Henner Kallmeyers oberflächliche Inszenierung erfüllt ein gängiges Vorurteil dem Theater gegenüber: Spannende Erzählformate kann es einfach nicht. Nicht weil die Schauspieler dafür fehlten, die beweisen das Gegenteil, wenn sie in Filmen mitwirken. Sondern weil Regisseure und Autoren sich zu selten darauf einlassen. Die Ironie führt in diesem Fall nicht weit, denn die Zeit, in der man sich über Fernsehserien lustig machen konnte, ist längst vorbei. Ein heiteres Stündchen ist dem Theater Bielefeld gelungen. Den Anspruch, eine "Serie im Theater" zu entwickeln, hat es verfehlt.

 

Sissy Murnau – Die Serie im Theater, Folge 1: Ich möchte glauben
von David Gieselmann
Inszenierung: Henner Kallmeyer, Bühne und Kostüme: Jürgen Höth, Musik: Wendelin Hejny. Dramaturgie: Katrin Enders.
Mit:  Doreen Nixdorf, Carmen Priego, Guido Wachter, Thomas Wolff
Dauer: 1 Stunde ohne Pause

www.theater-bielefeld.de

 

Kritikenrundschau

"Sissy Murnau" wird Stadtgespräch. Ganz gewiss," schreibt Antje Dossmann in der Neuen Westfälischen (19.3.206). Wer sich diesen Blockbuster entgehen lasse, "der verpasst
etwas und wird zudem niemals zu den 'Eingeweihten' zählen, was ein zentraler Topos dieser neuen Serie am Theater Bielefeld ist. Schon die 1. Folge 'Ich möchte glauben' des von David Gieselmann konzipierten und am Donnerstagabend unter großem Beifall und Gelächter zur Uraufführung gebrachten Produktion machte seriensüchtig." Die Kritikerin beeindruckt vor allem, was "an dramatischem Stoff entfaltet wird in dieser mit herrlichen Slapstickeinlagen angereicherten und überhaupt von Henner Kallmeyer einfach elegant und witzig in Szene gesetzten ersten Folge von 'Sissy Murnau'. Hingehen, wie gesagt."
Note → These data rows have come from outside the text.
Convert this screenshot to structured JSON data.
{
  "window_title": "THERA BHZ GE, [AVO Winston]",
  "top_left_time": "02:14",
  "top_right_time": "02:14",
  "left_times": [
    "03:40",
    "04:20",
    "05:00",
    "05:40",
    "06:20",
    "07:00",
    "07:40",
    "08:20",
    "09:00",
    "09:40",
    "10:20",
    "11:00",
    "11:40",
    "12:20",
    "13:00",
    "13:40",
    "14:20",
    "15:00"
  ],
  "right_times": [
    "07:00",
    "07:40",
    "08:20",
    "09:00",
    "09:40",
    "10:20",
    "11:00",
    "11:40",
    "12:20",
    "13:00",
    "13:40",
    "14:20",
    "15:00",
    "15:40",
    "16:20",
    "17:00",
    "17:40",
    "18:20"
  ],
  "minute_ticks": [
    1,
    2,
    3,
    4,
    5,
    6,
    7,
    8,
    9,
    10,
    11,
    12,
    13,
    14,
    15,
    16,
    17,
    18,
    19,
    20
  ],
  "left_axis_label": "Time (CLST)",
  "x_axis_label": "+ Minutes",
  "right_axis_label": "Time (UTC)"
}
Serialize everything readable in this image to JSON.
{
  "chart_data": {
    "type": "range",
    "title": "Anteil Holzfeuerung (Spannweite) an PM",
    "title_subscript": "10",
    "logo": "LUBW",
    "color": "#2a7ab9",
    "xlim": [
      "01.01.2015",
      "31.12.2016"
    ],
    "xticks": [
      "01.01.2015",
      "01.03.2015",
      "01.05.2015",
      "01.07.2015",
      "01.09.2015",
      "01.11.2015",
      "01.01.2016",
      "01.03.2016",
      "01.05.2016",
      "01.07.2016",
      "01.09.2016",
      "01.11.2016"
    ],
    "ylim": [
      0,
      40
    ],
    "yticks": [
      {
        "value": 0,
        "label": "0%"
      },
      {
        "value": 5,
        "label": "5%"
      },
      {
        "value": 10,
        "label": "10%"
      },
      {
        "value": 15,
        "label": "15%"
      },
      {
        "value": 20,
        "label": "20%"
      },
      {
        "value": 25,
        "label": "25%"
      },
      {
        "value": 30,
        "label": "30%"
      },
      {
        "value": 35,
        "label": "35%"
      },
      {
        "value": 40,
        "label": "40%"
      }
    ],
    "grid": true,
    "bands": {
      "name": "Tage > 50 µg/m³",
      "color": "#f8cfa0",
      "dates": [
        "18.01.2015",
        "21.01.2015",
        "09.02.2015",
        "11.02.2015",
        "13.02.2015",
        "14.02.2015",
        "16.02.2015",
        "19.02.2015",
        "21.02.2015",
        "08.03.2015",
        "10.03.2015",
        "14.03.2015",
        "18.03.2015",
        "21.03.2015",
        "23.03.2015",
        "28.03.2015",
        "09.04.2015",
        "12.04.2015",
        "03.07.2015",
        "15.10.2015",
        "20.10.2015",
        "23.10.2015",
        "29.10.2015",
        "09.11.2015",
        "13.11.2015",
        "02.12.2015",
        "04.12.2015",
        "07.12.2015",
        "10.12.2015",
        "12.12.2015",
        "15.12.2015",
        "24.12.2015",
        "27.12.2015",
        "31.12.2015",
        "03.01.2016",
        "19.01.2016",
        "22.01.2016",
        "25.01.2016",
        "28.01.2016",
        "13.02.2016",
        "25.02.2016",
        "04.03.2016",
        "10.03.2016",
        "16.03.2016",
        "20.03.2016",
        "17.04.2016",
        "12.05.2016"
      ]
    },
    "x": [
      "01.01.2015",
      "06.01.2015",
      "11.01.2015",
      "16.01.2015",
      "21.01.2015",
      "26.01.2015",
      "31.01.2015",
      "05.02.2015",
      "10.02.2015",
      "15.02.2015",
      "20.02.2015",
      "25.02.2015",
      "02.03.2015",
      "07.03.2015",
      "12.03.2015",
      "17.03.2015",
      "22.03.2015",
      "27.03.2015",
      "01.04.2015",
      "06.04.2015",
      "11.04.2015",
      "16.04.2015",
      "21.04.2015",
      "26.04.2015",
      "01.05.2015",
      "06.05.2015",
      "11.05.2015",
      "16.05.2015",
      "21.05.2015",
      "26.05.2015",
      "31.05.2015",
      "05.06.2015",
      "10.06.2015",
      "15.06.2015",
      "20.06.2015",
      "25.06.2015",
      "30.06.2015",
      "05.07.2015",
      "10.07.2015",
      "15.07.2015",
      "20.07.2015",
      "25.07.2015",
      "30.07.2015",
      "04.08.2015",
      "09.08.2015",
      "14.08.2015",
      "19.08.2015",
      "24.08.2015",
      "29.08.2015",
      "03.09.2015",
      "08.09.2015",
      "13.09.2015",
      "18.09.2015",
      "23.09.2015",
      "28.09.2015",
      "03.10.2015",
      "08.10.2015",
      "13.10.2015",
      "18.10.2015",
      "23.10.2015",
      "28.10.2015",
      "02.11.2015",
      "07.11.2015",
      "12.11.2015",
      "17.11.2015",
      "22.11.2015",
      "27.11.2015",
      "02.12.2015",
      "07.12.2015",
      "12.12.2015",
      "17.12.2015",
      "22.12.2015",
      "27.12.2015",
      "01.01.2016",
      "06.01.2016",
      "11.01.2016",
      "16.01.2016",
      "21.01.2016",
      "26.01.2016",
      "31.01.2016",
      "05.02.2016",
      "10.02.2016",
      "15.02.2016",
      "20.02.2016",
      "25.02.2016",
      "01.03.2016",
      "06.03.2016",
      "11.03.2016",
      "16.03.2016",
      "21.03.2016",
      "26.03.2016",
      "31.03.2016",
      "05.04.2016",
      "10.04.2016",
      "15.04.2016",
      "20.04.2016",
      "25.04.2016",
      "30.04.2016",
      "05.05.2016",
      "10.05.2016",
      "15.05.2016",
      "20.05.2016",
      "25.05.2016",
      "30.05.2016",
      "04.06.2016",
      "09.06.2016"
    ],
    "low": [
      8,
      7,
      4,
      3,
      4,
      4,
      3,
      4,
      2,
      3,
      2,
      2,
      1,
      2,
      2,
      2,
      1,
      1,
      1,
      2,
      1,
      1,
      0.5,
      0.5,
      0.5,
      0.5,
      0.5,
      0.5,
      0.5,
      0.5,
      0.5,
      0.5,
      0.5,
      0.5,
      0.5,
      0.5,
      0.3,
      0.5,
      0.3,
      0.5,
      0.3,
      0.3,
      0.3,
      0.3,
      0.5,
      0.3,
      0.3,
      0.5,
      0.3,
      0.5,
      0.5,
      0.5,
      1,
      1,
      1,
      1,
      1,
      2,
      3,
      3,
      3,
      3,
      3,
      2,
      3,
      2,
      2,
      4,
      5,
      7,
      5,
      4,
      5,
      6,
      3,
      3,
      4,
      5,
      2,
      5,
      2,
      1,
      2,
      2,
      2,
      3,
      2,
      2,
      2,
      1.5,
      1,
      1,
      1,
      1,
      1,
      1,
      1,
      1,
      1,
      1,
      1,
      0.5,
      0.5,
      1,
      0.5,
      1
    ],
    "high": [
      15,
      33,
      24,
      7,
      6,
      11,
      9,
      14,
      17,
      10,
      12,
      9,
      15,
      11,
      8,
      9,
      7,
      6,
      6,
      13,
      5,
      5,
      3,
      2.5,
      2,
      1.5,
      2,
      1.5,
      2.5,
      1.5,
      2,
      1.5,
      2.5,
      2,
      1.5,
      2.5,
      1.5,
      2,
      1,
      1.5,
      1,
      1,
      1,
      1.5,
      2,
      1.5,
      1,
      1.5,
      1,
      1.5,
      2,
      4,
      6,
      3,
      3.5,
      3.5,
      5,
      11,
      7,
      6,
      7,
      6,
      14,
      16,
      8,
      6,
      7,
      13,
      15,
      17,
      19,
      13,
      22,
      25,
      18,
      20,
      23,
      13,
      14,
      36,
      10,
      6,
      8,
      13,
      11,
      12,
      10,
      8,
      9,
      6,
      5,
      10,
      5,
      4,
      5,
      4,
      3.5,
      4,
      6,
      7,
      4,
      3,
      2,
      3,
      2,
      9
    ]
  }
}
"Der Plot ist vielversprechend", schreibt Birgit Hörttrich im Westfalenblatt (19.3.2016). Das Darstellerquartett mit Doreen Nixdorf, Carmen Priego, Guido Wachter und Thomas Wolff hat aus ihrer Sicht "die Qualität, Kult zu werden: Ihnen gelingt es, den leicht schrägen Charakteren Profil zu geben, Wiedererkennungswert, kurz: Serienleben einzuhauchen." Alle vier Schauspieler seien mit Leidenschaft bei der Sache, und machten "Folge 1 zu einer Liebeserklärung an das Serienformat und das Theater gleichermaßen."